Blasting the Wall of Sound
A pop song is usually structured so as to build more and more strength as it works its way through its verses and choruses, past the bridge, coming back around to make one final push, releasing all its energy in the final chorus, the climax of the song. On a good recording — one with real dynamics — that part should be very loud and very powerful.
It’s almost always the toughest test for a pop record, and it’s the main reason we play our records loud. The copies that hold up through the final choruses of their album’s largest scaled productions are the ones that provide the biggest thrills and the most emotionally powerful musical experiences one can have. Our Top 100 is full of the kinds of records that reward that listening at loud levels.
We live for that sound here at Better Records. It’s what vintage analog pressings do so brilliantly. They do it so much better than any other medium that there is really no comparison and certainly no substitute. If you’re on this site you probably already know that.
Further Reading

A friend alerted me recently to this Tom Scholz interview from a couple of years ago where he talks about his involvement with the different pressings and, having possession of the master tape, made EQ and level changes and even tape cuts in the master which found their way onto successive pressings. He claims “even a careful listener couldn’t have told where it was or what I did”, maybe back in its day but I wonder about that now.
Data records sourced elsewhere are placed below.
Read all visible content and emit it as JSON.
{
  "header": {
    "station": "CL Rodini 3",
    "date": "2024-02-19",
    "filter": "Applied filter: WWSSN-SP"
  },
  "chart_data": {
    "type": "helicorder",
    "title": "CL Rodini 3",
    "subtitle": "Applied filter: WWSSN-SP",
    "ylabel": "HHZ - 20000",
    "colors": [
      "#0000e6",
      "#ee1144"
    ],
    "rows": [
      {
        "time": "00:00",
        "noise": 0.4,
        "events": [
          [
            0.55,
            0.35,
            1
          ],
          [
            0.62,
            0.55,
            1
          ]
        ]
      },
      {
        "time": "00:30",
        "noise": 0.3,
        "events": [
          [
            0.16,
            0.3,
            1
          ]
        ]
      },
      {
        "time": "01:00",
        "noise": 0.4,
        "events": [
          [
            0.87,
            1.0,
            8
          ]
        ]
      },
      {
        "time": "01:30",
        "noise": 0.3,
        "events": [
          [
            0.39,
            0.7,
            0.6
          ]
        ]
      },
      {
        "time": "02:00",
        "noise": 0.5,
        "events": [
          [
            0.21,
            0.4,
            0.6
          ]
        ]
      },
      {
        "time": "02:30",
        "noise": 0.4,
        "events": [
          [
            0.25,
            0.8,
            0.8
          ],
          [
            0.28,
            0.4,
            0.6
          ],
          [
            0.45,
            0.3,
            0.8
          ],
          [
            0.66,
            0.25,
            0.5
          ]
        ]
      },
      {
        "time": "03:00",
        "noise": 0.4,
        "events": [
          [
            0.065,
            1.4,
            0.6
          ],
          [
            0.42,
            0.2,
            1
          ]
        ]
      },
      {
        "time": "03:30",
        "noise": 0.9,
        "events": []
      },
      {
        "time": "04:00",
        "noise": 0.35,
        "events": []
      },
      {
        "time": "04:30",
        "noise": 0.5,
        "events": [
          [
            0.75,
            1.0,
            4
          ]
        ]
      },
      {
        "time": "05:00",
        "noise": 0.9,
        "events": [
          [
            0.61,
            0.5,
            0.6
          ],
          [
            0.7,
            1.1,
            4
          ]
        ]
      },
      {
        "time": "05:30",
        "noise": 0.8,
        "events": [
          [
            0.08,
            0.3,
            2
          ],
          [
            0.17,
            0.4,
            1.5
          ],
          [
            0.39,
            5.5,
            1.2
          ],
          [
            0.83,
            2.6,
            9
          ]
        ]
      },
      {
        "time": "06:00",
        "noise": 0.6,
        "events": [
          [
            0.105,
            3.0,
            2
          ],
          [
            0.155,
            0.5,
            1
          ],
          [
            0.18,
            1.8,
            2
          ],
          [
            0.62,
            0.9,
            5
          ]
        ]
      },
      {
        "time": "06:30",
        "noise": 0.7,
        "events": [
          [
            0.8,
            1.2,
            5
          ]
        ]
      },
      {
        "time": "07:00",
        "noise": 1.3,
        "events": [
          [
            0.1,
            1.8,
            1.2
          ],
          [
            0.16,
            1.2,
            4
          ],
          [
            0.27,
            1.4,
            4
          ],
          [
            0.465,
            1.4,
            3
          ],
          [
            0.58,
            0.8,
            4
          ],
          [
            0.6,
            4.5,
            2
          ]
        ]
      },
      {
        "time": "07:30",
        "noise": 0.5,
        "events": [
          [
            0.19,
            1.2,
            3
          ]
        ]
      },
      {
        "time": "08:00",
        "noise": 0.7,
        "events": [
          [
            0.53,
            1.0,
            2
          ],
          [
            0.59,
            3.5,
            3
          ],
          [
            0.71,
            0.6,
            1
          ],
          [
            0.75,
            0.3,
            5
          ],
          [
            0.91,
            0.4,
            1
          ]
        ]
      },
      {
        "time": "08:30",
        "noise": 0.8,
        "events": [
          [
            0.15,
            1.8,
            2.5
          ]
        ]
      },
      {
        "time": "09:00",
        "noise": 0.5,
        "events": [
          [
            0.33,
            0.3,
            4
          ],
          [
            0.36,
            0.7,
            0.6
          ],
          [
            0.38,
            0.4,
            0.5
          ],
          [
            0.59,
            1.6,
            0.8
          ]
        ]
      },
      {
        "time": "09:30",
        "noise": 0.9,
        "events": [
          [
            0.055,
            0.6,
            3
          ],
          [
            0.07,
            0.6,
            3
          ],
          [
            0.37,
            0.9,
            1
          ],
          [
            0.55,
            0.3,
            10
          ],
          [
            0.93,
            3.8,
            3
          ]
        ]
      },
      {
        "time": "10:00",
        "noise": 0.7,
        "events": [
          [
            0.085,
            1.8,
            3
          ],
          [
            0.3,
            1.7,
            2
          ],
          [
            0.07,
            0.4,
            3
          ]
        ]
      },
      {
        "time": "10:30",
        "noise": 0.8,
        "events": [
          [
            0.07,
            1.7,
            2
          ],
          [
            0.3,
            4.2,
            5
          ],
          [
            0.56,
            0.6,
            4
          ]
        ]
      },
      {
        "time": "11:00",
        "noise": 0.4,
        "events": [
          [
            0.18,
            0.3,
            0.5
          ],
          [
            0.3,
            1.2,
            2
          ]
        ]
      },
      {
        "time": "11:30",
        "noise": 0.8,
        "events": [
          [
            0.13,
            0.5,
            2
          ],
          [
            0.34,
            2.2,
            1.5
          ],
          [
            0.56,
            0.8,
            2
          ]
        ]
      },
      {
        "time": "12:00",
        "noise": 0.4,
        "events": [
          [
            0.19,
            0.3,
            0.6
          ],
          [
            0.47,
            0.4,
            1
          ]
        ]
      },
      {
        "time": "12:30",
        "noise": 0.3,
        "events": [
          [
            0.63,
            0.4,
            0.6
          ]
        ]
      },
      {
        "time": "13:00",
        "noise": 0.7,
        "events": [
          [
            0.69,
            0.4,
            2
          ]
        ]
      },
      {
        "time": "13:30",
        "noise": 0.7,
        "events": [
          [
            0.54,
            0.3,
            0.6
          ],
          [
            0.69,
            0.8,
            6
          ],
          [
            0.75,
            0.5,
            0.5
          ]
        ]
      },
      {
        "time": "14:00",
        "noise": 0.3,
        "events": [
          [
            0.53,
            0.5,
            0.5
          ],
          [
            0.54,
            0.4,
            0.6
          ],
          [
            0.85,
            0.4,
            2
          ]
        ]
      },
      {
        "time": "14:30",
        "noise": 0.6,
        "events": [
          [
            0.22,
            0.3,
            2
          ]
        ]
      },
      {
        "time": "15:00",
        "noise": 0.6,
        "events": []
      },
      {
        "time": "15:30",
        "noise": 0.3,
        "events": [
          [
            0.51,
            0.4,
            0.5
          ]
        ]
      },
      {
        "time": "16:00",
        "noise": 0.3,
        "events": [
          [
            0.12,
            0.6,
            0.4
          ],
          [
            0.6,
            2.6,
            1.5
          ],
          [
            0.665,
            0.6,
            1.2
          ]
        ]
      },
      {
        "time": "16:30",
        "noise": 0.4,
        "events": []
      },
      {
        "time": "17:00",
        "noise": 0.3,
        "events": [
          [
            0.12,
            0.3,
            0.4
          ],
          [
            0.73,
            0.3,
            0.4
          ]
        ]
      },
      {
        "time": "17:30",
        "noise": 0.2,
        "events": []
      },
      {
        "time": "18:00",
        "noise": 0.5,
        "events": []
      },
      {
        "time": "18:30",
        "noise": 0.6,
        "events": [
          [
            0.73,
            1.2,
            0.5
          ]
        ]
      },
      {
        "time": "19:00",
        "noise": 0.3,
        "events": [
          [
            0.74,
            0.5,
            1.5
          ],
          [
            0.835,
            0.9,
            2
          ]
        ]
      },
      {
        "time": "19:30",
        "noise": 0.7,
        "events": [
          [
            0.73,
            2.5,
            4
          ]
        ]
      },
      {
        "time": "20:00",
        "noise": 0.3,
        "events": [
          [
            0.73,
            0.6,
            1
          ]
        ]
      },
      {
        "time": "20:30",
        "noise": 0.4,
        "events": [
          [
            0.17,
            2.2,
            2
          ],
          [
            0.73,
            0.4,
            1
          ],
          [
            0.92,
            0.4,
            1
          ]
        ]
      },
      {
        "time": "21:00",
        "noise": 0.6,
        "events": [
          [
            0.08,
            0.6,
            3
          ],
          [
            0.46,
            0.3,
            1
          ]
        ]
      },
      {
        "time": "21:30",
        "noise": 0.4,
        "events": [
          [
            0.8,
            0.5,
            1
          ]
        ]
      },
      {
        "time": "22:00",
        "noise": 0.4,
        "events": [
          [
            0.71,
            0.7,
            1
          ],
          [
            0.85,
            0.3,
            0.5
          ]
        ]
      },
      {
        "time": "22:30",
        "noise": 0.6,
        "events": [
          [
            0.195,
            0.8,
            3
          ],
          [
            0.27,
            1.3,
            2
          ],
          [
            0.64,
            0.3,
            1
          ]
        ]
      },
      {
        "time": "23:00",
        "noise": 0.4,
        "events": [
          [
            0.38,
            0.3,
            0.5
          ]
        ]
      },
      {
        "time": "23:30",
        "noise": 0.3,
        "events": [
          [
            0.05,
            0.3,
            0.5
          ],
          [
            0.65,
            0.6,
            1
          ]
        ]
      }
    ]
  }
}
The relevant discussion goes for about 10 minutes from the 11’30 mark. https://youtu.be/h7-w0s2IX3s
Best, Austin
Austin,
Thanks for sending me this. I very much enjoyed hearing Scholz talk about his approach to engineering the first album. The best part for us old school analog guys is hearing him mercilessly bash the compact disc. There is a huge amount of Tubey Magical artificial processing on the album, and I would hope it would be clear by now to most everyone who loves music and wants to hear it properly that digital is not the right format to hear what Scholz did to those tracks to make them sound the way they do.
He clearly sweated the details, so much so that when the details are lost or disfigured, he actually cares enough to want to do something about it.
The versions of the album that sound best to us are the early pressings. Whatever he did later to the tapes or in subsequent masterings I will leave for others to judge.